Two seasons of a bloated, unwieldy 16-team WAC is more than enough for administrators at BYU, Utah, Colorado State, Wyoming, Air Force, New Mexico, San Diego State and UNLV. Citing financial concerns and the erosion of rivalries, the schools announced they were breaking away to form a new league in 1999. It would be called the Mountain West Conference. Left behind were Fresno State, Hawaii, Rice, San Jose State, SMU, TCU, Tulsa and UTEP.

The chaos began in 1996, when the old Southwest Conference was dissolved. The WAC scooped up the schools that hadn’t been picked up by bigger leagues: Rice, SMU and TCU. But it didn’t stop there. The WAC poached San Jose State and UNLV from the Big West and Tulsa from the Missouri Valley. Suddenly the conference had expanded from 10 schools to 16 and stretched 3,900 miles from Hawaii to Oklahoma. The WAC created two divisions, with two “quadrants” in each division. Trying to schedule in the WAC’s four quadrants that seemed to be in a state of flux frustrated the mutineers, especially the old-school WAC members. And travel costs were unmanageable.

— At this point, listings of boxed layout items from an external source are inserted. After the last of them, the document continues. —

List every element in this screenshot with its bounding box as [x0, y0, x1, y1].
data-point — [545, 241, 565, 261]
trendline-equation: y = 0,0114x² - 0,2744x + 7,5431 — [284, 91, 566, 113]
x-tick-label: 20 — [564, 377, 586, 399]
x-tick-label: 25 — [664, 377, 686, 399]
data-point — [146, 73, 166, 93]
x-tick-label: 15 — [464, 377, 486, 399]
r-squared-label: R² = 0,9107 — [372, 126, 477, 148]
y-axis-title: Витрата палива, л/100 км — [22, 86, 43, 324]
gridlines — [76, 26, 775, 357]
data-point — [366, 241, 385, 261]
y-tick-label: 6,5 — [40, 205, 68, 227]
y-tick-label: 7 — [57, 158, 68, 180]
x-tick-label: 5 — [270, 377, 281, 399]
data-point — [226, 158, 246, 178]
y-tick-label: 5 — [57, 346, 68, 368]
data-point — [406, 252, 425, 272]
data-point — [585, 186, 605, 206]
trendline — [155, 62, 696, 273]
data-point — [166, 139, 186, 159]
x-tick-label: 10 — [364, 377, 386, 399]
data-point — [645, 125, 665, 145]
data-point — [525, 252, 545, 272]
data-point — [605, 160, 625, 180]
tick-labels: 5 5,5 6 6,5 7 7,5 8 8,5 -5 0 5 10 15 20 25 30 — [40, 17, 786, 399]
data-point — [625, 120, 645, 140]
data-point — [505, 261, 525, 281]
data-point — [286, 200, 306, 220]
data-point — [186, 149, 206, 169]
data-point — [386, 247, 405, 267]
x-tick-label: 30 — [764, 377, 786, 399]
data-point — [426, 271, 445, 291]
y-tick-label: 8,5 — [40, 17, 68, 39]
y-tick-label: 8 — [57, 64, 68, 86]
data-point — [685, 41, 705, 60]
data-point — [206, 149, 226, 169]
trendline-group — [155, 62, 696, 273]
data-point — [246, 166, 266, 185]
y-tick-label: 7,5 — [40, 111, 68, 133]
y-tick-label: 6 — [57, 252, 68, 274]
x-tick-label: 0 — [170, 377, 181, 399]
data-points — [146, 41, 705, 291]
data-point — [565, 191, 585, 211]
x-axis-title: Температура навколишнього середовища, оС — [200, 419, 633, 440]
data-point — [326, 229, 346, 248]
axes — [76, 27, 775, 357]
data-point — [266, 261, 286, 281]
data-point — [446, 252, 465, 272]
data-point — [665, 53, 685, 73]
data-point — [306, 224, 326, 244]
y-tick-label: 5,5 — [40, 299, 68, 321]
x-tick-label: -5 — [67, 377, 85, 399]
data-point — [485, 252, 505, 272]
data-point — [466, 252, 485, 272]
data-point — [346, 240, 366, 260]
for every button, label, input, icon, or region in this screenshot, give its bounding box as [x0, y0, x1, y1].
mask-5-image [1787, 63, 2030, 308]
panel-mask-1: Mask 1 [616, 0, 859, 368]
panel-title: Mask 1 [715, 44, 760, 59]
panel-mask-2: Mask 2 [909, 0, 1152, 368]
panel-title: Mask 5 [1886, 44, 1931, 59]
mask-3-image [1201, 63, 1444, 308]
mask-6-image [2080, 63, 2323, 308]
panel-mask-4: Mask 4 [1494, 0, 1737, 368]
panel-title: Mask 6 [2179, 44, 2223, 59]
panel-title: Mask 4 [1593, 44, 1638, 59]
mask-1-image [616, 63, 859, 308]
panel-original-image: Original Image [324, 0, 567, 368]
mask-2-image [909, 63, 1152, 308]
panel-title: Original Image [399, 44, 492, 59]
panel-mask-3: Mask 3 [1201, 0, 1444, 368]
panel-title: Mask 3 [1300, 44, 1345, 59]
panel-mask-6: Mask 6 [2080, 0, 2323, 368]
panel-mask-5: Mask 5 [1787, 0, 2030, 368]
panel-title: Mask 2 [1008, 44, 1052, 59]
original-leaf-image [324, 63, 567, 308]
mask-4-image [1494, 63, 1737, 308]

So, the trickle-down effect began. The wounded WAC invited Nevada to join in 2000, But TCU left for Conference USA the following year. When the Big West dropped football, Boise State moved to the WAC in 2001 (along with independent Louisiana Tech). The Broncos, whose football program had cracked the top 25 for three straight years by 2004, tried to join the Mountain West but was nosed out by TCU, which joined the MW in 2005. The resulting churn saw Rice, SMU, Tulsa and UTEP bolt for Conference USA, and that’s when Idaho, New Mexico State and Utah State got their WAC invites.

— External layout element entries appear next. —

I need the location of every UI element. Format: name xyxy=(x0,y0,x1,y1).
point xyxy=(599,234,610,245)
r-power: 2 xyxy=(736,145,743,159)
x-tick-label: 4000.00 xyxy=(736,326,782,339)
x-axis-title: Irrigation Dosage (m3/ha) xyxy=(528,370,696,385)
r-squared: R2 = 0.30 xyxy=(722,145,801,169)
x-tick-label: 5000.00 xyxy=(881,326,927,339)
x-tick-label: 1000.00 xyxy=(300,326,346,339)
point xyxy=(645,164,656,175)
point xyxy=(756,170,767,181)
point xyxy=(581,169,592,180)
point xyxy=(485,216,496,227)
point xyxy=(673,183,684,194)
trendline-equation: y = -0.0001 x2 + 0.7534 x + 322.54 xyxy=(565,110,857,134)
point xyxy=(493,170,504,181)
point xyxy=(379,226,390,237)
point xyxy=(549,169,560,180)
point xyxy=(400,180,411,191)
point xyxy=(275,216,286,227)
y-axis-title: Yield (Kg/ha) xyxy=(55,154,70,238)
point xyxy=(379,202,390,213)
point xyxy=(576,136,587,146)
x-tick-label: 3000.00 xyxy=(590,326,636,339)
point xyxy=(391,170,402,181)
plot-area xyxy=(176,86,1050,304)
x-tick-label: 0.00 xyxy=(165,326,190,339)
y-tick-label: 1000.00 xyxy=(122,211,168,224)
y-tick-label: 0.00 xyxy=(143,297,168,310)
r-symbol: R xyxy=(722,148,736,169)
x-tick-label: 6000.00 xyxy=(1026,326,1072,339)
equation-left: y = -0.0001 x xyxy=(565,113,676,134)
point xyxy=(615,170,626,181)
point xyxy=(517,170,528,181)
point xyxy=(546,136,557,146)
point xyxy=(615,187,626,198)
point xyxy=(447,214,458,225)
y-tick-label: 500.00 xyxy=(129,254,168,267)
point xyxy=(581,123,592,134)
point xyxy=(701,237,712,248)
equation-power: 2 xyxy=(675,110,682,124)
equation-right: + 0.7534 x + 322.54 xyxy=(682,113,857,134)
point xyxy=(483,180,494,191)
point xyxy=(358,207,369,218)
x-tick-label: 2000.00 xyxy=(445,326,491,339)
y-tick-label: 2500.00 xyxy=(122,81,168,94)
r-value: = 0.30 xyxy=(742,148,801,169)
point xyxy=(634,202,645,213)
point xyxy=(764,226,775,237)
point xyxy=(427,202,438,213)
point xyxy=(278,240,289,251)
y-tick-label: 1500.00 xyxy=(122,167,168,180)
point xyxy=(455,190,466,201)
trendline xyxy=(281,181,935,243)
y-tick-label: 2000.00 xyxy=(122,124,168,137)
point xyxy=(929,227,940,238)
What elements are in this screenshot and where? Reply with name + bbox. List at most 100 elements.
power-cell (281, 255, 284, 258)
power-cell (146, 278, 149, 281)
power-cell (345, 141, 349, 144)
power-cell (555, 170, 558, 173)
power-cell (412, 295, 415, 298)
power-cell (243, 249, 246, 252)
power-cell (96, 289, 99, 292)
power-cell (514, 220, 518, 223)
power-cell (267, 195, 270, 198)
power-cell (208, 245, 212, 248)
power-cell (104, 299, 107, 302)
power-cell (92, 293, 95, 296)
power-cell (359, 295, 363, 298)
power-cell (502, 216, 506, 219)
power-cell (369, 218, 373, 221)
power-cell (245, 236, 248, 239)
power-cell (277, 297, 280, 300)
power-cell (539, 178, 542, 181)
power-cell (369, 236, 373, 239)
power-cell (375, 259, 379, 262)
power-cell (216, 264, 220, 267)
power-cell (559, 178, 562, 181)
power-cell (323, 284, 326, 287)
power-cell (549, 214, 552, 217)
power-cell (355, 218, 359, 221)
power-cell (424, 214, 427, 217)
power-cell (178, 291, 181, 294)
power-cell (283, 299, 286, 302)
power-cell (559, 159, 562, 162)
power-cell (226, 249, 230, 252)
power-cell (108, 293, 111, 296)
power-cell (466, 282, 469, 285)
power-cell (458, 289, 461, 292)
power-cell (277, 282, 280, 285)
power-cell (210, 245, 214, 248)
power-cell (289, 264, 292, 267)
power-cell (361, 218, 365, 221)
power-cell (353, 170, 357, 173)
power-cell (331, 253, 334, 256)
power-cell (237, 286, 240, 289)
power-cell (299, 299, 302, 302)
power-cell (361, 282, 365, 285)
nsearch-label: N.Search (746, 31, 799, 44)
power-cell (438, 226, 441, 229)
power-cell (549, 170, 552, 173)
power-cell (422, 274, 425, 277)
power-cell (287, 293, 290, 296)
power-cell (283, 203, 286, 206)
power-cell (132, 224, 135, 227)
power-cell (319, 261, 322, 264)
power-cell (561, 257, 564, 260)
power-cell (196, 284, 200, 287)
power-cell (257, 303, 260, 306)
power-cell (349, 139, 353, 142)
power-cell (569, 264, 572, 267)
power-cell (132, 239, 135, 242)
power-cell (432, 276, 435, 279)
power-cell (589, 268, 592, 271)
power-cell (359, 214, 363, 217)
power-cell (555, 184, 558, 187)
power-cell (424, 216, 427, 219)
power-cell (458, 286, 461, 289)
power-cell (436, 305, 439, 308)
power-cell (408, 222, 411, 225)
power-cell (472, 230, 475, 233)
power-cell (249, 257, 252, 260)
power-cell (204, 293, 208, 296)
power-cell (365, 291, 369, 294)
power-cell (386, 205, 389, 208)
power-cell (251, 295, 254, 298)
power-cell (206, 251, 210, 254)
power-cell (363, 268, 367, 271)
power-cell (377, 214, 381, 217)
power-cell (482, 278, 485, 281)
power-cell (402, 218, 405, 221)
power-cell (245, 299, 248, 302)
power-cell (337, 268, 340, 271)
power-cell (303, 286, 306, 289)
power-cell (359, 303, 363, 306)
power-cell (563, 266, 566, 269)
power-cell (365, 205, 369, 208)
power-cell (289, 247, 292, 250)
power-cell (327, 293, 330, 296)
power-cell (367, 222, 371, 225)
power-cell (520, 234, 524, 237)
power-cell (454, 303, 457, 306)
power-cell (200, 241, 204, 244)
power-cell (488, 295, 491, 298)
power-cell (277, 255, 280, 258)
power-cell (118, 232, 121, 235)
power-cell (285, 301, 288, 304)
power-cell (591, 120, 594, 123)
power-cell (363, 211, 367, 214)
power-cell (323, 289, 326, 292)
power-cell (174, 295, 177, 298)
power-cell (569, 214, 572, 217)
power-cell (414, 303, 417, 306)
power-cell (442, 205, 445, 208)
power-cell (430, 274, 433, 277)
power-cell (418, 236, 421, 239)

The Mountain West, a perennial thorn in the WAC’s side, grabbed Boise State in 2011, Fresno State, Hawaii (football only) and Nevada in 2012 and San Jose State and Utah State in 2013 — and that was the end of WAC football. In the 10 years since, the WAC has had a whopping 19 other members — and I may have missed somebody. The WAC has cobbled together a football-only group in conjunction with the ASUN Conference that started play at the FCS level in 2021, with hopes of getting to the FBS by 2030 or so.

(Tom Scott hosts the Scott Slant segment during the football season on KTVB’s Sunday Sports Extra. He also anchors four sports segments each weekday on 95.3 FM KTIK and one on News/Talk KBOI. His Scott Slant column runs every Wednesday.)